AI, power availability and Intel’s future
January 8, 2025

AI, power availability and Intel’s future

6) Liquid cooling takes off

The heat generated by artificial intelligence systems has already led to the need liquid cooling because air cooling is simply not enough. But it’s not just GPUs that overheat—new Intel and AMD processors get pretty hot, too. I expect to see an increase in the use of stand-alone liquid cooling that will be used in existing data centers and will not require major retrofits. I also think HPE and Dell will finally make their own liquid cooling similar Project Neptune from Lenovo. Until now, HPE and Dell have been content to leave liquid cooling to third parties, but they may finally have to do their own thing.

7) Intel is splitting up

There is simply no way around this. Intel should spin off its manufacturing business like AMD did in 2008. It was expensive, painful, and necessary for long-term success. Gelsinger simply didn’t have enough bandwidth to manage Intel’s foundries and Intel products, and all three suffered as a result: the amazing business started off slow, the chip business lagged behind AMD, and Gelsinger’s term was interrupted. It’s time to break free from factories, Intel.

8) Continued forecasts of a mass exodus from local networks

This completely inaccurate forecast will continue, and it will continue to be wrong.
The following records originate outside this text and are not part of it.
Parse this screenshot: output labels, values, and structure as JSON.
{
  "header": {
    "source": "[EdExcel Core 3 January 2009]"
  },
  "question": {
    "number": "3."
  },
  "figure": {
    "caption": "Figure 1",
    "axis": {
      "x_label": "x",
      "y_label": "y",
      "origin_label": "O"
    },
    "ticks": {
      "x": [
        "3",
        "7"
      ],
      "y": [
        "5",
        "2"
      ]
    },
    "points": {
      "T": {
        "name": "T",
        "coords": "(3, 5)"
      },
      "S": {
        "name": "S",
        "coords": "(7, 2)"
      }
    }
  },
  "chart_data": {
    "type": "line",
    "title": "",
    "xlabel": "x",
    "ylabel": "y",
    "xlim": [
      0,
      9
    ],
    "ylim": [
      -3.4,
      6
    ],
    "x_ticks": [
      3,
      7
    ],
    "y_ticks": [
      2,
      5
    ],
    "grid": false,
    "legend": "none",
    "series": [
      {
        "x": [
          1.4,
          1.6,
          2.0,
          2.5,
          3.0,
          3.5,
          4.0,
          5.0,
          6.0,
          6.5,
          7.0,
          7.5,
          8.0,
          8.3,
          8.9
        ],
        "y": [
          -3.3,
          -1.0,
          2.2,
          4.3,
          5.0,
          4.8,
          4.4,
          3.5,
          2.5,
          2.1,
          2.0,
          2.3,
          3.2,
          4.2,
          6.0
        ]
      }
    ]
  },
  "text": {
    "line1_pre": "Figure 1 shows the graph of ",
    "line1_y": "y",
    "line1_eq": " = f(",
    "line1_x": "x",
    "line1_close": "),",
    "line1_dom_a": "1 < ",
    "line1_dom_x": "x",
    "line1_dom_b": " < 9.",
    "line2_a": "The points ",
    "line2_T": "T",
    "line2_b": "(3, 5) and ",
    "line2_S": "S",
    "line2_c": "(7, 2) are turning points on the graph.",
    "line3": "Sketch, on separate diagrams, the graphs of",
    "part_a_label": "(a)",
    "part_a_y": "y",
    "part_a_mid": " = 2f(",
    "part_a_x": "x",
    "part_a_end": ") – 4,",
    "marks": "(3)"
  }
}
There are too many reasons to maintain an on-premises data center, starting with data confidentiality and integrity. Data repatriation from the cloud to local infrastructure occurs every year. Local data centers will die along with mainframes.
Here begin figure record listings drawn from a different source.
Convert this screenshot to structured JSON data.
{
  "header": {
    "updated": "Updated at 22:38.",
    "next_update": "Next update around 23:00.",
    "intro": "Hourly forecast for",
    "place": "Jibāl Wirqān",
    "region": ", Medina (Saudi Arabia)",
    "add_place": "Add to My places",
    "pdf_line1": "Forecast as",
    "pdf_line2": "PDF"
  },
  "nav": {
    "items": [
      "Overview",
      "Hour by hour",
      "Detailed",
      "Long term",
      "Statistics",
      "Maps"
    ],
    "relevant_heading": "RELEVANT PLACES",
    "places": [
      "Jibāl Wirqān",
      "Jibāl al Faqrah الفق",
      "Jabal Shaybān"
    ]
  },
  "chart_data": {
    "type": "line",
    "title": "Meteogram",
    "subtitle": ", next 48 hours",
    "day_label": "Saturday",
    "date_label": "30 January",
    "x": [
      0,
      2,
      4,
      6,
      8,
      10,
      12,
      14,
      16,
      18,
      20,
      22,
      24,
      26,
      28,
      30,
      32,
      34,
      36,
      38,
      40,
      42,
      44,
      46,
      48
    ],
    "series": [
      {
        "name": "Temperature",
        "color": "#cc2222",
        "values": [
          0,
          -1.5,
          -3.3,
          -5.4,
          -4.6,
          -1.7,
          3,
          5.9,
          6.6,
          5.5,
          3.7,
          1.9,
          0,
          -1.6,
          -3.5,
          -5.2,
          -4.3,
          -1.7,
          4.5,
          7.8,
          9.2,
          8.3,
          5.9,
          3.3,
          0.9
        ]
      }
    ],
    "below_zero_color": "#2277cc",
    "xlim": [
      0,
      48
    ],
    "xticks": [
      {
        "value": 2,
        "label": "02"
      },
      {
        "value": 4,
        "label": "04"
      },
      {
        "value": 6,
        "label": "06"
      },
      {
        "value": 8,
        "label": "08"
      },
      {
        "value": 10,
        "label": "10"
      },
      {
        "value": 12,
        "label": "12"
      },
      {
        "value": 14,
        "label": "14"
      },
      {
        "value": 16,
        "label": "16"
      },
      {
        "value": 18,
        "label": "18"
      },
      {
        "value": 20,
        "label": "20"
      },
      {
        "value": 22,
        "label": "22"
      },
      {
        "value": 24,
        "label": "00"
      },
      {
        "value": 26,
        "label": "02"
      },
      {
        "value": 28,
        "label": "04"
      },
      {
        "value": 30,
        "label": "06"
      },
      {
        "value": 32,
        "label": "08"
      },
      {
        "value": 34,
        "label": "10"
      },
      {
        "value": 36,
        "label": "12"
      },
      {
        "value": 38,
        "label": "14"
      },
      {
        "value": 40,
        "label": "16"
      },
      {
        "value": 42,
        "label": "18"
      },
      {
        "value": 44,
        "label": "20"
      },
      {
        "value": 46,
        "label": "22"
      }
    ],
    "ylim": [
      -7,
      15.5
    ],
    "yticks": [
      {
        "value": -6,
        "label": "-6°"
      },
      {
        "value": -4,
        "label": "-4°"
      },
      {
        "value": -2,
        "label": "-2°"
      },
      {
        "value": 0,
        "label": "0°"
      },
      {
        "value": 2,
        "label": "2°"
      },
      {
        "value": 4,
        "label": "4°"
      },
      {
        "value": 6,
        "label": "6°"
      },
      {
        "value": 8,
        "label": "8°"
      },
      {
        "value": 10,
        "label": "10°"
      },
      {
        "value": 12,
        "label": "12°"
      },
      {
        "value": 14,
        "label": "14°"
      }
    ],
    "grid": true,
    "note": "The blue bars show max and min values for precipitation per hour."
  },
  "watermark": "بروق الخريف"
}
9) GPU usage becomes paramount

Nvidia shows no signs of reducing power consumption, so it’s up to others to make these devices perform as efficiently as possible. This means maximizing hardware utilization and scaling. As a result, maximizing GPU utilization will become a key design goal for modern data centers. This will encourage innovation in hardware and software to support the infrastructure needed for learning and minimize delays, lags and other issues that cause pauses in learning. Success will be measured by how efficiently data centers can utilize the resources of their GPUs.
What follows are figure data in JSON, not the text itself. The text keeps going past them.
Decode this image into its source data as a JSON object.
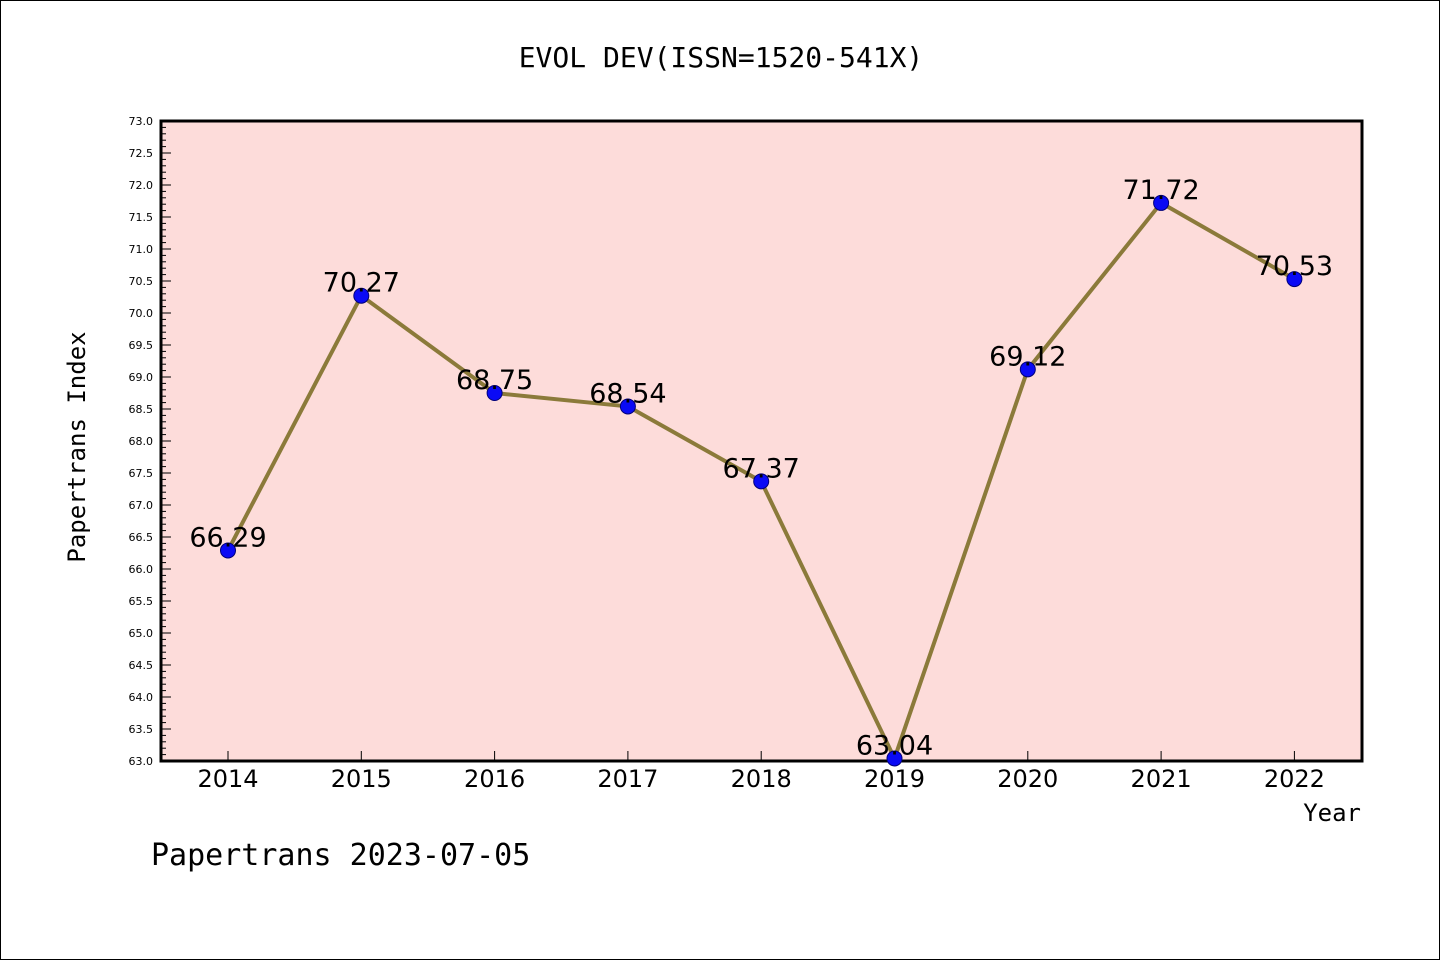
{
  "chart_data": {
    "type": "line",
    "title": "EVOL DEV(ISSN=1520-541X)",
    "xlabel": "Year",
    "ylabel": "Papertrans Index",
    "categories": [
      "2014",
      "2015",
      "2016",
      "2017",
      "2018",
      "2019",
      "2020",
      "2021",
      "2022"
    ],
    "series": [
      {
        "values": [
          66.29,
          70.27,
          68.75,
          68.54,
          67.37,
          63.04,
          69.12,
          71.72,
          70.53
        ]
      }
    ],
    "data_labels": [
      "66.29",
      "70.27",
      "68.75",
      "68.54",
      "67.37",
      "63.04",
      "69.12",
      "71.72",
      "70.53"
    ],
    "yticks": [
      "63.0",
      "63.5",
      "64.0",
      "64.5",
      "65.0",
      "65.5",
      "66.0",
      "66.5",
      "67.0",
      "67.5",
      "68.0",
      "68.5",
      "69.0",
      "69.5",
      "70.0",
      "70.5",
      "71.0",
      "71.5",
      "72.0",
      "72.5",
      "73.0"
    ],
    "ylim": [
      63.0,
      73.0
    ],
    "grid": false,
    "legend": "none",
    "colors": {
      "plot_background": "#fddcda",
      "line": "#8b7a3a",
      "marker": "#0a0af5"
    }
  },
  "footer": "Papertrans 2023-07-05"
}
10) Power constraints affect data center locations

With nearly 500 data centers in the Virginia area, it’s safe to say the region is reaching its limit. The same applies to Texas and Santa Clara. The demand for large-scale data processing for artificial intelligence, data analytics and quantum computing will change. where new data centers are being built. The good news is that these applications, especially AI training, are not latency sensitive, so they can be afforded to be located in a remote location where there is plenty of land and plenty of cheap energy. This will mostly involve data centers designed for large-scale computing operations, so there’s no need to worry about your colocation provider setting up shop in the Sierras.